My mind isn’t so much racing as it is attempting to work out several tough knots and snarls I’ve somehow managed  to create through either a lack of concentration or an abundance (also termed obsession). My mental acrobatics leave me sore and frustrated, like the soft pad of my fingers feel after my nails have stabbed them too much in an attempt to make a once straight string straight again. Focusing on one task like that tends to make me impatient and frustrated. I being to wonder if the knot will ever disappear or if I should just give up.

I’ve never been a racer. I’m an endurance runner. I slog through things and re-hash them over, and over and over. Like a five mile runner making a lap around a track I’ve found myself back where I started again, and again, and again.
That’s why I quit track; I tired of the view. I wanted to go somewhere.
Track seems easy to replace in the literal sense. I’ve never had a shortage of potential paths or hobbies. It’s dedicating yourself to one that’s the difficult part.

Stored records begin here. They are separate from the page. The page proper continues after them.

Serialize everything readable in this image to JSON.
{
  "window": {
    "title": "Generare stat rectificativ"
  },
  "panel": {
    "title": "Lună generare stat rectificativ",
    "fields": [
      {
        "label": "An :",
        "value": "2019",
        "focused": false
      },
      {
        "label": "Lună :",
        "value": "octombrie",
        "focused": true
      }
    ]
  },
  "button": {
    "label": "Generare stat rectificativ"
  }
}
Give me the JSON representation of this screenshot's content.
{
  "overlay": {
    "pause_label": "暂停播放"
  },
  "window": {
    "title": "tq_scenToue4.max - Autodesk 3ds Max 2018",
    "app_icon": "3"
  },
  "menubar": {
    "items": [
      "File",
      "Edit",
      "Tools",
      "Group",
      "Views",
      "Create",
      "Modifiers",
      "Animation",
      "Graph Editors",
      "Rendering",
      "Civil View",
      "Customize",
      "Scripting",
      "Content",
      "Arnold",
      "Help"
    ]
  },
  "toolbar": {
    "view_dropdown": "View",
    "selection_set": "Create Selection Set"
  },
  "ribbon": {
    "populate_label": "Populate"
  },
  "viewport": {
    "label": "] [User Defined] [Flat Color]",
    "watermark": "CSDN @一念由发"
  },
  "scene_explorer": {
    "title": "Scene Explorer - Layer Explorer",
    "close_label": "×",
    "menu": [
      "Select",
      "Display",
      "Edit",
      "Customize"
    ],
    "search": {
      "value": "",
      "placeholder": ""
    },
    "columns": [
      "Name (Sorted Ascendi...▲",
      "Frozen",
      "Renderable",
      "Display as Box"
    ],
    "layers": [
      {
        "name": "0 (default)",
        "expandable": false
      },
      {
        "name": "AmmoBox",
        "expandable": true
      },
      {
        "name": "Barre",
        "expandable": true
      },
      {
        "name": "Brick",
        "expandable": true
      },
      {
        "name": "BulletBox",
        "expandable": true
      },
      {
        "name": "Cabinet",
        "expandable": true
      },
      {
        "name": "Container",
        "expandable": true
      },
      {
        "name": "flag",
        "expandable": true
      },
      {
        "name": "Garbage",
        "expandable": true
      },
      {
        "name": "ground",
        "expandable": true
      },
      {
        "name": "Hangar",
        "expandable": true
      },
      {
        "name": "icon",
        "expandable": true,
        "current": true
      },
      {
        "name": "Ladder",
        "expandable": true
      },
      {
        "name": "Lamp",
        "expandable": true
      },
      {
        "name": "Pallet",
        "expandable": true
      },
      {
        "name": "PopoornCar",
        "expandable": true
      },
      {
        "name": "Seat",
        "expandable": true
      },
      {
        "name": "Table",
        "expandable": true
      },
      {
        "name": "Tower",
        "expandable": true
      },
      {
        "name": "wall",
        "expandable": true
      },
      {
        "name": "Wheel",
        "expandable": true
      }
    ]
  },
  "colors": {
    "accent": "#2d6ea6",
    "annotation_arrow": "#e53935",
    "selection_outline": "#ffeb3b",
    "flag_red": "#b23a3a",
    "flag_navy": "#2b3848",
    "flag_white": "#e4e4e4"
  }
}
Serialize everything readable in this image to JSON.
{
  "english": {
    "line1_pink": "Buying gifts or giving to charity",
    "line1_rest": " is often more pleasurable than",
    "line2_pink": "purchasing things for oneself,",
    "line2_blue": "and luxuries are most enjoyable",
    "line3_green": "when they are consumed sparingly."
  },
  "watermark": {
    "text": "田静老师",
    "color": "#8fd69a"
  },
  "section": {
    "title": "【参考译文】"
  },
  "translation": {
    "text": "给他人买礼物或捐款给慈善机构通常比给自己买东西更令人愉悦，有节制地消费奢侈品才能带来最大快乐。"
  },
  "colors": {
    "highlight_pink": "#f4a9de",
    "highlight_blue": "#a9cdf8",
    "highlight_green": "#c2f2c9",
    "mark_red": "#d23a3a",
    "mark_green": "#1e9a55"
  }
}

The metaphorical track in my mind has proven similarly  difficult. Certainly I have a number of options. Some are appealing, but ultimately empty. Like binge watching a Netflix show and convincing yourself it’s some sort of social research, they offer only an education in how to rationalize questionable decisions. Others are rewarding but seem impossible, like running a marathon they require a daily dedication you’re not sure you’re ready to commit to. Then there’s the issue of becoming “the marathon runner”. Aren’t you more than that?! Dedicating yourself single-mindedly to a single goal means you’re defining yourself, perhaps too narrowly.

So where’s the sweet spot in the middle?

If only I knew.  I guess I’ll keep picking at the knot.